Abstract

What does it take to develop and maintain effective international education partnerships between institutions in the Canada, Mexico, and United States? This was a driving question for the qualitative study funded by a Fulbright-Enders-Garcia grant examining the relationship between North American partnerships and campus internationalization. Administrators, professors, and students at four institutions in Quebec, Canada and two institutions in Mexico shared institutional documents and their perspectives on North American partnerships and campus internationalization to help eluminate this relationship. This article features a Canadian lens on what factors contribute to effective partnership development with institutions in Mexico and the United States. The qualitative case study approach yields data on the facilitative institutional documents, administrative structures, and supporting mechanisms that exists within a given institution. Through probing interviews with diverse stakeholders, this approach also yields the human dimension—that is the factors that facilitate individual efforts to craft and maintain partnerships. The piece features primarily the internal workings at work on one side of the partnership equation—in this case within the Canadian institutions. Internationalization champions who are initiating new North American partnerships or seeking to maximize the effectiveness of existing international partnerships are the intended audience. It draws illustrations from the case studies to substantiate the argument that through the combination of visionary leadership, facilitative mechanisms, and competent internationalization leaders who are intentionally collaborating successful partner relationships are established and sustained.
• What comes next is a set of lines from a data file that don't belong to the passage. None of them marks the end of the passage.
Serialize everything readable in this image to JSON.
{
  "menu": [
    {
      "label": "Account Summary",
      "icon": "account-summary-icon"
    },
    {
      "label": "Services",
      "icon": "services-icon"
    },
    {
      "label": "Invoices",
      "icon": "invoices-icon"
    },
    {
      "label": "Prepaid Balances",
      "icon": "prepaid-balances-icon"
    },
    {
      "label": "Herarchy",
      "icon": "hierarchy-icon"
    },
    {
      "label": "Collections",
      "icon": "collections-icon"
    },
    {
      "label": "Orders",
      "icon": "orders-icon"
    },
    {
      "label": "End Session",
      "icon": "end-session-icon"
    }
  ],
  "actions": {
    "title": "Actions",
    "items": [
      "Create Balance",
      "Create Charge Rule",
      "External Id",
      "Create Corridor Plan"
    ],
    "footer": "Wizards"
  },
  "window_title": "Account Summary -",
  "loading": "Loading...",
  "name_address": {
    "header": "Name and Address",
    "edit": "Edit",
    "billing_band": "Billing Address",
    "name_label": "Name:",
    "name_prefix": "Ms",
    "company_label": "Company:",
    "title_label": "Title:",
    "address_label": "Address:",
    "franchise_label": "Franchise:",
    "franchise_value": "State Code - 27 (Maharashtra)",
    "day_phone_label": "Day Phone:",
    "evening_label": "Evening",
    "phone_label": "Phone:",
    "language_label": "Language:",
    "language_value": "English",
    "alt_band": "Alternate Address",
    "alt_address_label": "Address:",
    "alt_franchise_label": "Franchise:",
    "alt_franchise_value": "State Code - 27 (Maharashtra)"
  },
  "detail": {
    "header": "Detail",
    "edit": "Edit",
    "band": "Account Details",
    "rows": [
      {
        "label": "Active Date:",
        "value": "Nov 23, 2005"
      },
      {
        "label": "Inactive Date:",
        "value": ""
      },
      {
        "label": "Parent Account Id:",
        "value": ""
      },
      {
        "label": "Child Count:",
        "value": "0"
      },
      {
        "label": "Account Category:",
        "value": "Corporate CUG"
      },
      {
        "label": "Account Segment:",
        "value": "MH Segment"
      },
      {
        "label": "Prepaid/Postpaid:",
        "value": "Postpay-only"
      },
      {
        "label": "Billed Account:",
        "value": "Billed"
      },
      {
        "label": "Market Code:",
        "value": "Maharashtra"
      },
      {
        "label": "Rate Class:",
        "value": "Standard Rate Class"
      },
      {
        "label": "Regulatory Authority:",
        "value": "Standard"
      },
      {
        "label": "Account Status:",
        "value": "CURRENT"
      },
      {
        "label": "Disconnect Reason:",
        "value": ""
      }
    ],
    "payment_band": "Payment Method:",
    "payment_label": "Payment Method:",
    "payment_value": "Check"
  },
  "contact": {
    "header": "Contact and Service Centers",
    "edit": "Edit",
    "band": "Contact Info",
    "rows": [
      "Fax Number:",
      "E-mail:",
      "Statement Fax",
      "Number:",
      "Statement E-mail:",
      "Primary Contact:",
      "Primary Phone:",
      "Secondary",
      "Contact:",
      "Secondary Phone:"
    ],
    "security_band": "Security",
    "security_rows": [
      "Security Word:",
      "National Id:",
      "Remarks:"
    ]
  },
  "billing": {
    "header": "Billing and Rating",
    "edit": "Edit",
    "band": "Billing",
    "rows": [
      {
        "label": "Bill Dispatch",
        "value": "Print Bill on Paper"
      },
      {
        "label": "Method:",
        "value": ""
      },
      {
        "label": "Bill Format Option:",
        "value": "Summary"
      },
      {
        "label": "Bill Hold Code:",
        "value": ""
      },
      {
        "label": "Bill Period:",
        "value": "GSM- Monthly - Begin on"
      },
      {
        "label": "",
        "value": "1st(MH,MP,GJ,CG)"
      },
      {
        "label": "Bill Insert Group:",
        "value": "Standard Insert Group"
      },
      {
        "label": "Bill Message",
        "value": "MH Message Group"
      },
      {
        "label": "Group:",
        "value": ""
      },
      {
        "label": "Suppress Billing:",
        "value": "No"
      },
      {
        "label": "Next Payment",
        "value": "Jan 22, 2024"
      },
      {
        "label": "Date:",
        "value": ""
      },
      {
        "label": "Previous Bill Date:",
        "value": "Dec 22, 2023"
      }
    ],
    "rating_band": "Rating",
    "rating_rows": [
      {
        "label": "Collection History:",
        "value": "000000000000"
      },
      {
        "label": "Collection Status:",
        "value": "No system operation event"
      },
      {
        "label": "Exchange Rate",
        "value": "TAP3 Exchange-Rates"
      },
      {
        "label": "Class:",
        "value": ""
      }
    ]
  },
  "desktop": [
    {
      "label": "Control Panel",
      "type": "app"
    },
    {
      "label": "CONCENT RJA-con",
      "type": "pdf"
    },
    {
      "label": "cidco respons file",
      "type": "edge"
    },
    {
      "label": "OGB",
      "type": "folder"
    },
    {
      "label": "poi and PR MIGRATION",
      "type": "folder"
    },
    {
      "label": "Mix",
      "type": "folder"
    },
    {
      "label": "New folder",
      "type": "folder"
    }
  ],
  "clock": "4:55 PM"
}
It is clearly critical in this global era for institutions to develop international partnerships that advance individual research agendas and student global learning. The issue at hand is how might leaders articulate their vision and organize their institutional structures so that these partnerships contribute as well as they might to advancing student global learning. Drawing elements of good practice from each case, this piece offers a structural model for maximizing partnership engagement.